In what is seen as a major victory for the Government’s efforts to stop international trafficking in endangered species of wildlife, the Singapore Government on Thursday sent back to the country a huge consignment of star tortoises reportedly smuggled out of Chennai airport recently. This is possibly the first time international cooperation between two countries has resulted in the return of native endangered species protected under the Convention of International Trade in Endangered Species of Flora and Fauna (CITES) to India.

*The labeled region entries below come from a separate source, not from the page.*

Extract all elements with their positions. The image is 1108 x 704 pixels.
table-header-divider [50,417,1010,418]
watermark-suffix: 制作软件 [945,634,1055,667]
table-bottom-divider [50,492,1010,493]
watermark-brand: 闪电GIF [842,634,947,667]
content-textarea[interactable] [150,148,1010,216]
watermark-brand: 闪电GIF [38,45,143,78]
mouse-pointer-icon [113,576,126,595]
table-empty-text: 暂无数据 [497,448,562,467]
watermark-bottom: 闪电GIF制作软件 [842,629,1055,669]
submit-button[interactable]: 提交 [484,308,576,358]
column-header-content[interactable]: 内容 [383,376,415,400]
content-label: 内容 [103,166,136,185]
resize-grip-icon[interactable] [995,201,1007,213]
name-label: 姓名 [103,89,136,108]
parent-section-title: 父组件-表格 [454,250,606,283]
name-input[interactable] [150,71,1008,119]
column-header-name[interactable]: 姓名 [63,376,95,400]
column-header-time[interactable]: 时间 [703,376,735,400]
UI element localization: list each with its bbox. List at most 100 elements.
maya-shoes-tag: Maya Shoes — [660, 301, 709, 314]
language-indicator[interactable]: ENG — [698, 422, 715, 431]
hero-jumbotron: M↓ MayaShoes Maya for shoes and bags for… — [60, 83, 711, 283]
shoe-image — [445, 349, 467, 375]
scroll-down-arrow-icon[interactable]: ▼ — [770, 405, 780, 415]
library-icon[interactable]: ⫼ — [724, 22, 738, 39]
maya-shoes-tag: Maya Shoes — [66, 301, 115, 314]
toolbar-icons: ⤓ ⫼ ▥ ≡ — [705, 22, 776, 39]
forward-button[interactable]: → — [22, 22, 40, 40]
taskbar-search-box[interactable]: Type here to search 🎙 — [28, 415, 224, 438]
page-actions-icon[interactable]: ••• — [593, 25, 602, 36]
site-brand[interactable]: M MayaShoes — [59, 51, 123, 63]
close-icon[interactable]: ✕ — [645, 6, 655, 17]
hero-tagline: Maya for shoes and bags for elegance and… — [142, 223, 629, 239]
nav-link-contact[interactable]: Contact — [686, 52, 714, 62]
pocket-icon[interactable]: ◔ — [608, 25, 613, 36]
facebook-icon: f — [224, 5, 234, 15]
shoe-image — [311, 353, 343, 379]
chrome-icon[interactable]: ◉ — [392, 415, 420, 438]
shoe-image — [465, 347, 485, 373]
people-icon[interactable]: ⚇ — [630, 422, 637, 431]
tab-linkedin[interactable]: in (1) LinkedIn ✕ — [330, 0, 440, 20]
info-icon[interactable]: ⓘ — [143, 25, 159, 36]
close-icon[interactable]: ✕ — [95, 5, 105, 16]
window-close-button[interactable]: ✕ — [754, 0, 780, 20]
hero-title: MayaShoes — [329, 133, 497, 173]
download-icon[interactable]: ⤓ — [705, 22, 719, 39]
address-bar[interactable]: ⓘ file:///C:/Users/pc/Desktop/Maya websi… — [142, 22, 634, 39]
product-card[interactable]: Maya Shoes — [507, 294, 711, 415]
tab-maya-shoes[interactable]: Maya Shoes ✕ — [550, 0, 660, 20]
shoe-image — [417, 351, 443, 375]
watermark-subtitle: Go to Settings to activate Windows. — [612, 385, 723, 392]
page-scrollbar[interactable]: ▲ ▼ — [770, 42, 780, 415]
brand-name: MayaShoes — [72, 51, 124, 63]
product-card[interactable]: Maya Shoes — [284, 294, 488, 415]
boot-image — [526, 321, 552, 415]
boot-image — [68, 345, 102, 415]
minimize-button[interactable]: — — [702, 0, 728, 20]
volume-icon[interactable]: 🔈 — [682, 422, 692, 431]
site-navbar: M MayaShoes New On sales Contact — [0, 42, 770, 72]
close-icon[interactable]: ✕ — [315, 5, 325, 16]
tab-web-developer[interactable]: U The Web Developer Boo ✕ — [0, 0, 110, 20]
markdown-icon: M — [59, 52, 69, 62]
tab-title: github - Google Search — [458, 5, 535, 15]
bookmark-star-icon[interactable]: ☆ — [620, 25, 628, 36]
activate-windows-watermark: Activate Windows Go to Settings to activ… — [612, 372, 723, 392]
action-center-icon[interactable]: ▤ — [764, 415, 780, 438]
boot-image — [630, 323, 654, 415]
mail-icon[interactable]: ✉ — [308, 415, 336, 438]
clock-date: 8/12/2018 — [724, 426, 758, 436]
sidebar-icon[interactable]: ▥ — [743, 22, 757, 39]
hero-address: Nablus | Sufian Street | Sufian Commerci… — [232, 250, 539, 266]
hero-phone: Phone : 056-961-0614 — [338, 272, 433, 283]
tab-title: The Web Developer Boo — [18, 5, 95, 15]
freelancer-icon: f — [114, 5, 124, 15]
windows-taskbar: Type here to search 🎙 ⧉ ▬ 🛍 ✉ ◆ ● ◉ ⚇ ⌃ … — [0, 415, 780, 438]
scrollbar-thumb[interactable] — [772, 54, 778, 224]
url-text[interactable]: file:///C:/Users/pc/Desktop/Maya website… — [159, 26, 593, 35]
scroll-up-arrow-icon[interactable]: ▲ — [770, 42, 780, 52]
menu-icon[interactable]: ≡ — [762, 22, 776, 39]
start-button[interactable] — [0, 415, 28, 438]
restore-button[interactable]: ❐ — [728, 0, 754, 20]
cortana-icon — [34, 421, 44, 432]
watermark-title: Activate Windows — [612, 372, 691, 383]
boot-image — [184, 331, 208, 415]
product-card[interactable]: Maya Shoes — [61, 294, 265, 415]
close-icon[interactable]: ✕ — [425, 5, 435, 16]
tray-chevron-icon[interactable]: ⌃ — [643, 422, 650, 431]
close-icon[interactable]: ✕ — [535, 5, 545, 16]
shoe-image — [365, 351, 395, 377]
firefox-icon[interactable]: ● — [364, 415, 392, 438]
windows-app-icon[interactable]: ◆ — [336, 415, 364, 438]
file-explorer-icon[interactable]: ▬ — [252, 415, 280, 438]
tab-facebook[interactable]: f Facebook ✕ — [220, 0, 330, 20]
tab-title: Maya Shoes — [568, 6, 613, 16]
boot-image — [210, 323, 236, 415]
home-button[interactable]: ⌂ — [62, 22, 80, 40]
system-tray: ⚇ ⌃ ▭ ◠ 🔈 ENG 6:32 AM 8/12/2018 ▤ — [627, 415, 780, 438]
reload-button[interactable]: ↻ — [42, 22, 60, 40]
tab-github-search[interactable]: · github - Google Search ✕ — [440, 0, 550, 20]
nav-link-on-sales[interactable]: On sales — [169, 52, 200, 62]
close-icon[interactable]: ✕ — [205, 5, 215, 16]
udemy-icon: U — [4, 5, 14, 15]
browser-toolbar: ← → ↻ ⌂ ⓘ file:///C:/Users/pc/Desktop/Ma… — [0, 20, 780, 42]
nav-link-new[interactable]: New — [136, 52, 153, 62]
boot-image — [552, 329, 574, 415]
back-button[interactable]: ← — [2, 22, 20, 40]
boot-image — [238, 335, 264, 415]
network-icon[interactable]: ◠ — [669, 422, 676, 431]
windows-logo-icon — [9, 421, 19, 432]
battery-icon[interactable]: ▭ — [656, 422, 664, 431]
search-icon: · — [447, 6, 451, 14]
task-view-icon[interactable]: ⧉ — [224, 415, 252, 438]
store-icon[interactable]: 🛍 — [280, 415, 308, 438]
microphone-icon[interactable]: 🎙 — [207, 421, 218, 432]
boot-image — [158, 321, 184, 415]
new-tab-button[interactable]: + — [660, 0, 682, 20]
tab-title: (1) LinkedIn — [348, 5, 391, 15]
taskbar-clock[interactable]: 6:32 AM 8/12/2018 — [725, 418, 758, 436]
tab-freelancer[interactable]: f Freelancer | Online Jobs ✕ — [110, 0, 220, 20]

The two consignments, 19 crates in all, arrived at Chennai airport by a Singapore Airlines flight at around 9.50 pm and were delivered to a group of wildlife and Union Ministry of Environment and Forests officials who had arrived from New Delhi for the purpose. After an overnight halt at the Arignar Anna Zoological Park in Vandalur, the tortoises will be flown to Hyderabad Zoo on Friday morning, officials said. Since the place of origin of the star tortoises is not known yet, efforts will be taken to rehabilitate them only after their antecedents are ascertained after DNA profiling at Hyderabad’s Centre for Cellular and Molecular Biology.
Dr B.C. Chaudhuri from the Endangered Species Management Department, New Delhi, said the consignment consisted of about 1,830 animals, mostly hatchlings, weighing 490 kilograms. ‘‘They were smuggled out of Chennai in two consignments in the last weeks of June and July but we still do not know who booked it,’’ he said.